# Grand Prix 535 Tensioner Spring



## PointMan (Jan 2, 2018)

A couple winters ago I picked up an older Grand Prix 535 dual stage snowblower for dirt cheap, probably because half of it was in a bucket. After some effort, and a few maintenance parts, I got it running. Haven't got much use from it yet, it took a bit to get all the kinks worked out, given how hard it is to find ANY information on this brand.

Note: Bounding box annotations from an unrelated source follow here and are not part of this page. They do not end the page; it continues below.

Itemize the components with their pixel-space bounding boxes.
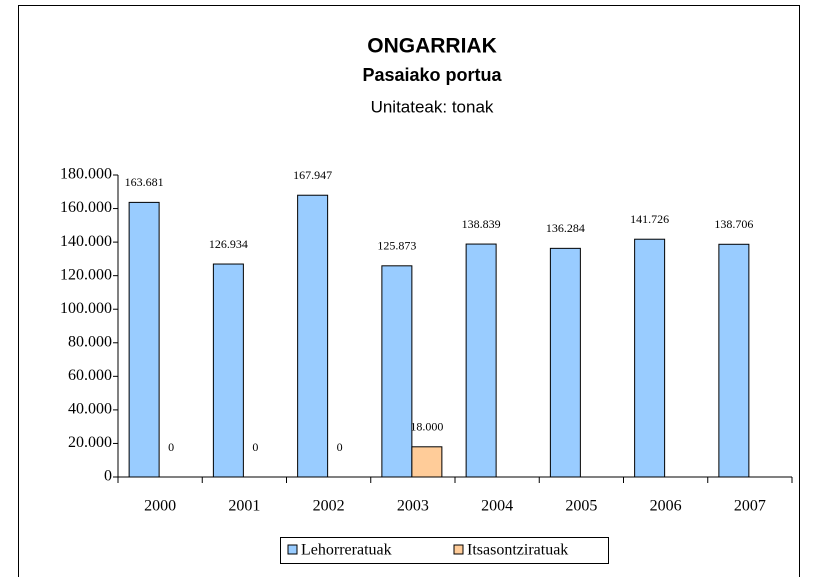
x-tick-label: 2003 xyxy=(397,498,429,515)
value-label: 126.934 xyxy=(209,237,248,251)
bar xyxy=(465,243,497,478)
value-label: 18.000 xyxy=(410,420,443,434)
bar xyxy=(718,243,750,478)
bar xyxy=(411,446,443,478)
value-label: 0 xyxy=(337,440,343,454)
value-label: 125.873 xyxy=(377,239,416,253)
x-tick-label: 2002 xyxy=(313,498,345,515)
value-label: 167.947 xyxy=(293,168,332,182)
chart-subtitle: Pasaiako portua xyxy=(362,65,502,85)
bar xyxy=(128,201,160,478)
value-label: 163.681 xyxy=(125,175,164,189)
y-tick-label: 80.000 xyxy=(68,333,112,350)
value-label: 0 xyxy=(252,440,258,454)
y-tick-label: 160.000 xyxy=(60,199,112,216)
value-label: 136.284 xyxy=(546,221,585,235)
legend-swatch xyxy=(453,544,464,555)
value-label: 0 xyxy=(168,440,174,454)
value-label: 138.706 xyxy=(714,217,753,231)
x-tick-label: 2001 xyxy=(228,498,260,515)
x-tick-label: 2004 xyxy=(481,498,513,515)
bar xyxy=(549,247,581,478)
y-tick-label: 140.000 xyxy=(60,233,112,250)
value-label: 141.726 xyxy=(630,212,669,226)
x-tick-label: 2005 xyxy=(565,498,597,515)
y-tick-label: 0 xyxy=(104,468,112,485)
x-tick-label: 2006 xyxy=(650,498,682,515)
units-label: Unitateak: tonak xyxy=(371,97,494,116)
legend-label: Itsasontziratuak xyxy=(467,542,568,559)
y-tick-label: 20.000 xyxy=(68,434,112,451)
chart-title: ONGARRIAK xyxy=(367,35,497,58)
bar xyxy=(381,265,413,478)
y-tick-label: 40.000 xyxy=(68,401,112,418)
bar xyxy=(212,263,244,478)
legend-box xyxy=(280,537,609,564)
y-tick-label: 120.000 xyxy=(60,266,112,283)
legend-swatch xyxy=(287,544,298,555)
bar xyxy=(634,238,666,478)
y-tick-label: 60.000 xyxy=(68,367,112,384)
value-label: 138.839 xyxy=(462,217,501,231)
bar xyxy=(297,194,329,478)
y-tick-label: 100.000 xyxy=(60,300,112,317)
y-tick-label: 180.000 xyxy=(60,166,112,183)
legend-label: Lehorreratuak xyxy=(301,542,392,559)
x-tick-label: 2000 xyxy=(144,498,176,515)
x-tick-label: 2007 xyxy=(734,498,766,515)
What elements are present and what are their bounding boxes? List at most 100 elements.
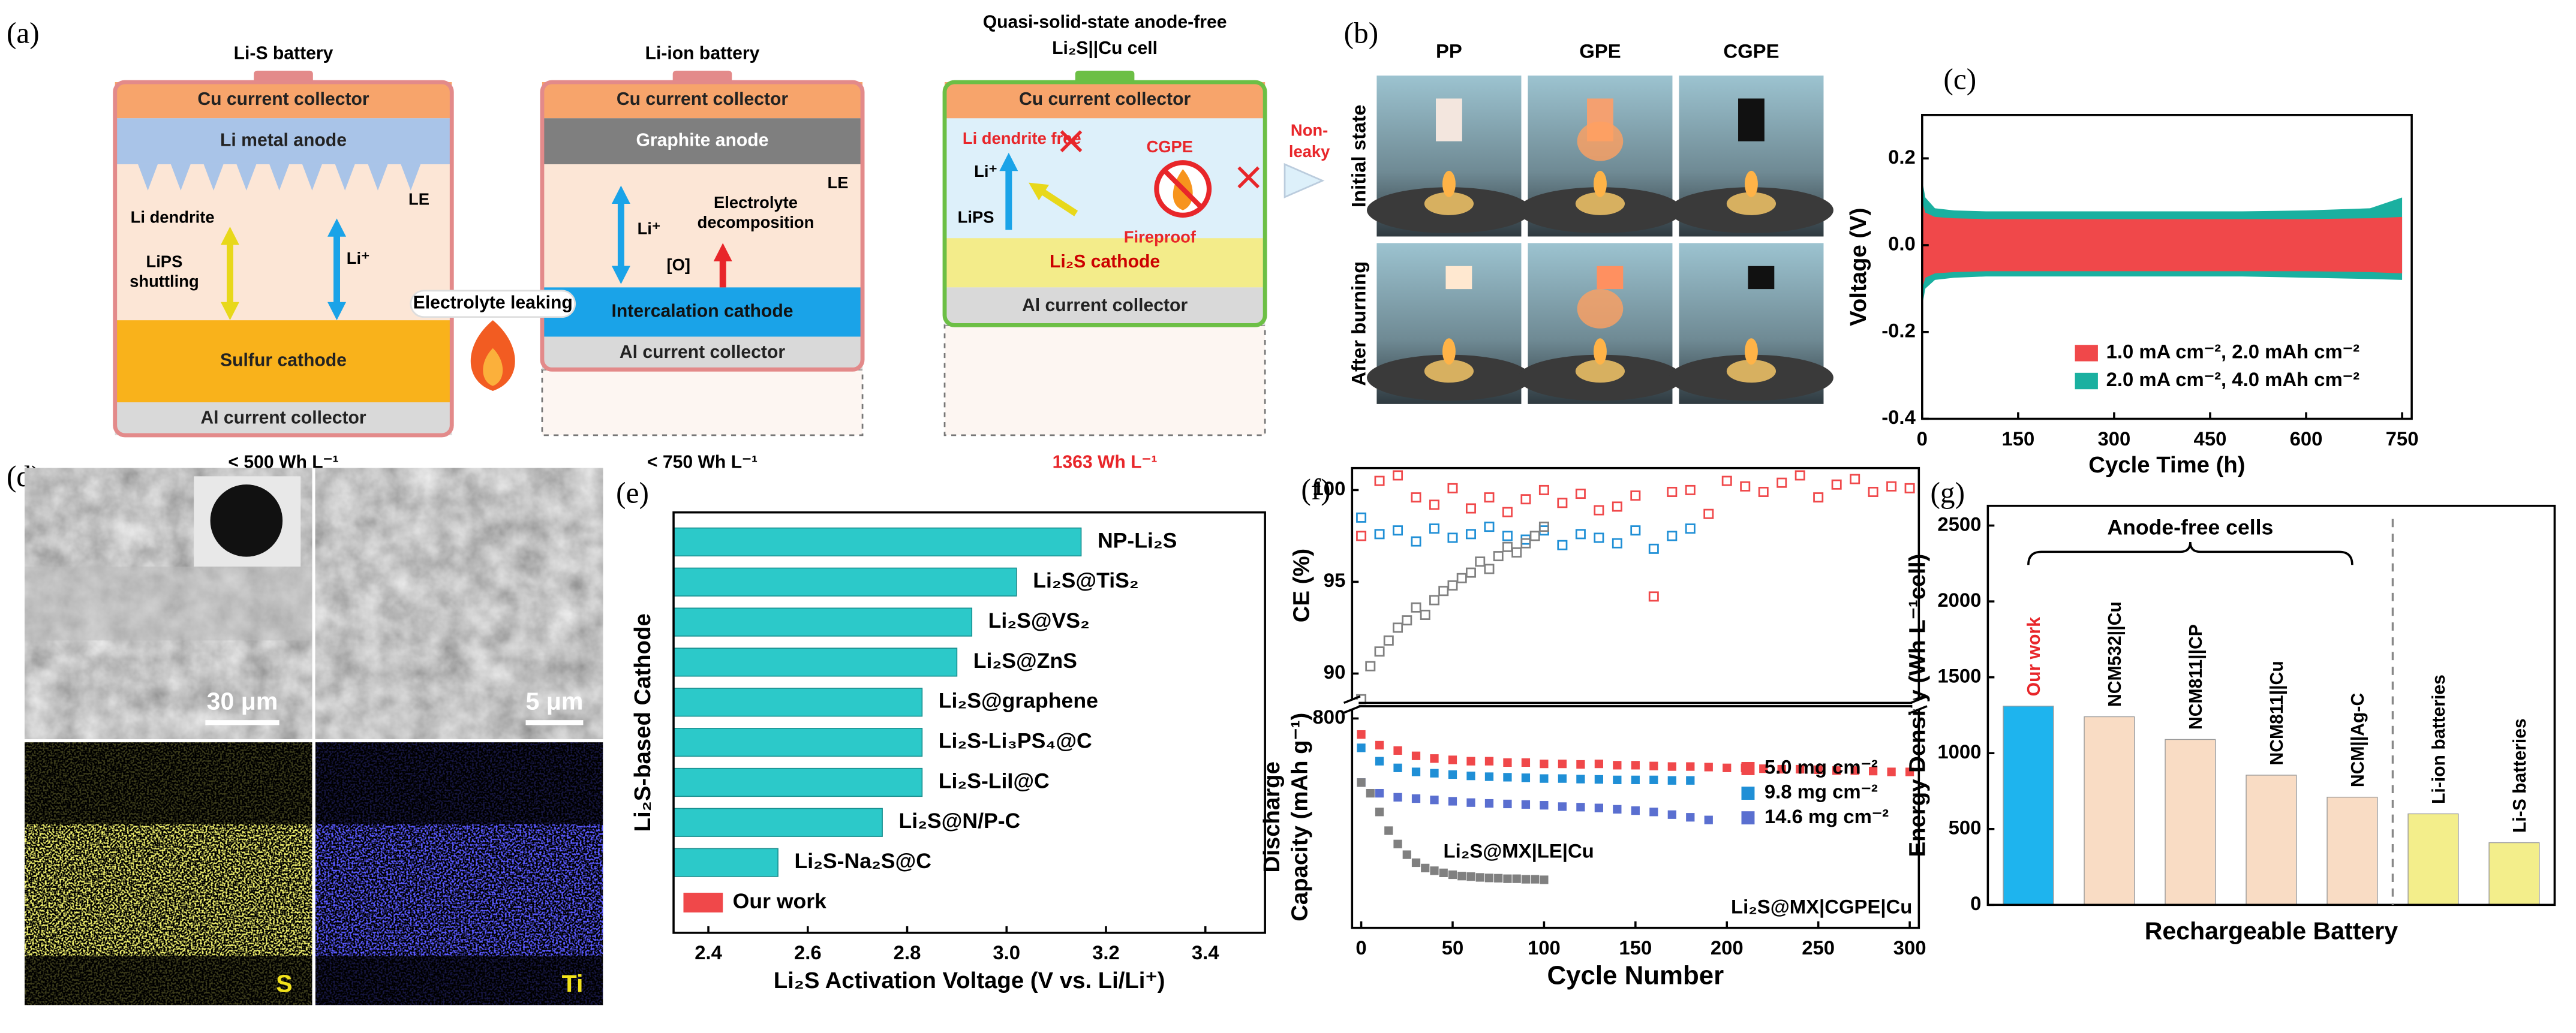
legend-label: 9.8 mg cm⁻² [1765,781,1878,803]
x-axis-label: Li₂S Activation Voltage (V vs. Li/Li⁺) [774,968,1165,993]
point [1594,775,1603,784]
point [1503,874,1512,883]
layer-label: Al current collector [620,342,785,362]
series-label: Li₂S@MX|LE|Cu [1444,839,1594,862]
bar-label: Li₂S@ZnS [973,649,1077,673]
y-tick-label: 95 [1324,569,1346,591]
point [1612,538,1622,549]
cell-layer [115,320,452,403]
scale-label: 30 μm [207,687,278,715]
arrow-head [611,185,630,204]
sample [1748,266,1775,290]
point [1375,808,1384,817]
layer-label: Li₂S cathode [1050,252,1160,272]
point [1357,730,1366,739]
bar [2165,739,2216,905]
map-label: S [276,969,292,997]
y-axis-label: Voltage (V) [1845,207,1871,326]
arrow [1036,186,1078,216]
point [1484,799,1494,808]
arrow-head [713,243,732,261]
cell-annotation: Li dendrite [131,208,215,227]
panel-label: (b) [1344,17,1378,50]
point [1777,477,1787,488]
point [1557,540,1568,550]
bar-label: Li₂S-Na₂S@C [794,849,931,873]
x-tick-label: 600 [2290,427,2323,450]
x-tick-label: 200 [1711,936,1744,959]
point [1466,872,1475,881]
x-tick-label: 450 [2194,427,2227,450]
point [1886,481,1897,492]
cell-shadow [943,324,1266,436]
cell-density: 1363 Wh L⁻¹ [1053,452,1158,472]
legend-swatch [683,893,723,912]
point [1383,635,1394,646]
point [1777,764,1786,774]
point [1484,757,1494,766]
x-tick-label: 150 [1619,936,1652,959]
x-tick-label: 300 [2098,427,2131,450]
fireproof-slash [1163,169,1203,209]
cell-layer [115,118,452,164]
bar [2326,796,2378,905]
point [1540,774,1549,783]
dendrite [236,164,257,191]
plot-frame [1351,466,1920,704]
point [1375,757,1384,766]
point [1540,801,1549,810]
point [1447,483,1458,493]
x-tick-label: 750 [2386,427,2419,450]
point [1703,508,1714,519]
point [1575,489,1586,499]
point [1447,580,1458,591]
point [1439,868,1448,878]
point [1366,788,1375,798]
point [1649,808,1658,817]
point [1448,870,1457,880]
cell-annotation: Li⁺ [974,162,997,180]
point [1721,475,1732,486]
point [1850,766,1859,775]
x-tick-label: 250 [1802,936,1835,959]
arrow-head [327,218,347,237]
point [1529,531,1540,541]
point [1357,778,1366,787]
dendrite [368,164,388,191]
callout-bg [410,290,576,318]
point [1429,523,1439,534]
x-tick-label: 100 [1528,936,1561,959]
point [1374,646,1385,657]
point [1648,591,1659,602]
y-tick-label: 500 [1949,816,1982,838]
cell-title: Quasi-solid-state anode-free [983,12,1227,32]
bar [673,688,923,717]
point [1538,522,1549,532]
bar-label: Li₂S@VS₂ [988,609,1090,633]
point [1576,803,1585,812]
sample [1445,266,1472,290]
break-mark [1910,695,1928,704]
bar-category: NCM811||CP [2186,624,2206,730]
callout: Electrolyte leaking [413,293,573,313]
point [1420,610,1430,620]
y-tick-label: -0.2 [1881,319,1916,341]
point [1456,573,1467,583]
bar-category: Li-S batteries [2510,718,2530,833]
leak-arrow [1284,162,1325,198]
map-label: Ti [562,969,584,997]
x-tick-label: 2.8 [894,941,921,963]
arrow-head [611,266,630,284]
y-tick-label: 1500 [1937,664,1981,686]
brace [2027,541,2353,565]
eds-speckle [25,742,312,1005]
cell-annotation: Li⁺ [347,249,370,267]
cell-annotation: Electrolyte [714,193,798,212]
dendrite [302,164,322,191]
point [1411,767,1421,776]
bar [2003,706,2054,905]
point [1631,806,1640,815]
cross [1060,130,1083,152]
point [1649,775,1658,784]
panel-label: (g) [1931,477,1965,510]
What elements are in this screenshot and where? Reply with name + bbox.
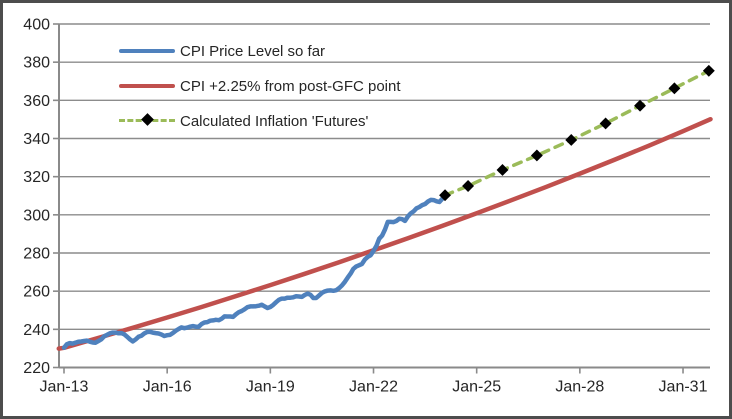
futures-diamond-marker xyxy=(702,64,715,77)
red-line-swatch-icon xyxy=(119,77,175,95)
x-tick-label: Jan-16 xyxy=(143,379,192,396)
y-tick-label: 280 xyxy=(23,246,50,263)
futures-diamond-marker xyxy=(496,164,509,176)
x-tick-label: Jan-31 xyxy=(659,379,708,396)
futures-diamond-marker xyxy=(439,189,451,202)
x-tick-label: Jan-19 xyxy=(246,379,295,396)
y-tick-label: 260 xyxy=(23,284,50,301)
y-tick-label: 320 xyxy=(23,169,50,186)
y-tick-label: 380 xyxy=(23,55,50,72)
futures-diamond-marker xyxy=(668,82,681,95)
legend-label: Calculated Inflation 'Futures' xyxy=(180,112,369,130)
dashed-diamond-swatch-icon xyxy=(119,112,175,130)
y-tick-label: 240 xyxy=(23,322,50,339)
futures-diamond-marker xyxy=(565,134,578,146)
chart-legend: CPI Price Level so far CPI +2.25% from p… xyxy=(119,39,401,144)
x-tick-label: Jan-13 xyxy=(40,379,89,396)
x-tick-label: Jan-28 xyxy=(555,379,604,396)
blue-line-swatch-icon xyxy=(119,42,175,60)
legend-item-cpi-so-far: CPI Price Level so far xyxy=(119,39,401,63)
legend-label: CPI Price Level so far xyxy=(180,42,326,60)
x-tick-label: Jan-25 xyxy=(452,379,501,396)
red-line xyxy=(119,84,175,88)
legend-item-inflation-futures: Calculated Inflation 'Futures' xyxy=(119,109,401,133)
cpi-chart-svg: 220 240 260 280 300 320 340 360 380 400 Jan-13 Jan-… xyxy=(23,17,715,396)
legend-label: CPI +2.25% from post-GFC point xyxy=(180,77,401,95)
y-tick-label: 300 xyxy=(23,207,50,224)
futures-diamond-marker xyxy=(530,149,543,162)
y-tick-label: 340 xyxy=(23,131,50,148)
legend-item-cpi-trend: CPI +2.25% from post-GFC point xyxy=(119,74,401,98)
futures-diamond-marker xyxy=(634,99,646,112)
series-line-0 xyxy=(61,192,448,351)
futures-diamond-marker xyxy=(462,180,475,192)
diamond-marker-icon xyxy=(141,113,154,126)
blue-line xyxy=(119,49,175,53)
x-tick-label: Jan-22 xyxy=(349,379,398,396)
y-tick-label: 360 xyxy=(23,93,50,110)
y-tick-label: 220 xyxy=(23,360,50,377)
y-tick-label: 400 xyxy=(23,17,50,34)
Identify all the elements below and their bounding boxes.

Two days ago, I FINALLY got a chance to use it! I got one pass along my long, gravel, uphill driveway (I'm whining for sympathy here), it stopped moving. So I had to DRAG it ALLLL the way back DOWN my driveway, to investigate the problem. Turns out the spring for the drive belt tensioner came off, causing it to chew up the drive belt. I got the new belt, have the basic routing figured out, but can't figure out where the other end of the spring goes, or the proper position of the tensioner. Anyone have any experience with this brand?


----------



## JLawrence08648 (Jan 15, 2017)

I'm not familiar with your machine but on many machines the end of the spring goes under a sheet metal protrusion on the right side inside the engine gear disk belt housing. You remove the bottom plate. Look on the right side.


----------



## PointMan (Jan 2, 2018)

A couple pictures, not the best but hopefully they help a bit.


----------



## db130 (Feb 16, 2013)

Is it a Noma Grand Prix? Maybe take a picture of the complete snowblower and its model number sticker and maybe one of us could find you a parts diagram of a similar USA-market Noma blower.

For example:

Noma Grand Prix 523 Snowblower - Milton


----------



## PointMan (Jan 2, 2018)

It is a Noma, couldn't find the model number, it's worn off. And yes, it's parked in the livingroom, my wife was less than impressed, but resigned to the inevitably of it.


----------



## PointMan (Jan 2, 2018)

The model number is GP 523T and under that it has 5838.


----------



## PointMan (Jan 2, 2018)

db130 said:


> Is it a Noma Grand Prix? Maybe take a picture of the complete snowblower and its model number sticker and maybe one of us could find you a parts diagram of a similar USA-market Noma blower.
> 
> For example:
> 
> Noma Grand Prix 523 Snowblower - Milton


This is definitely the correct snowblower, but the link you provided takes me to a for sale ad, not a parts diagram.


----------



## Hanky (Nov 14, 2014)

Point man you must have the best understanding wife in the world, no way would I get my blower with in 2 ft of the door. LUCKY man


----------



## PointMan (Jan 2, 2018)

Hanky said:


> Point man you must have the best understanding wife in the world, no way would I get my blower with in 2 ft of the door. LUCKY man


She's definitely a good woman! Lucky to have found her.


----------



## PointMan (Jan 2, 2018)

ANYONE have any experience with these snowblowers?


----------



## PointMan (Jan 2, 2018)

Bump


----------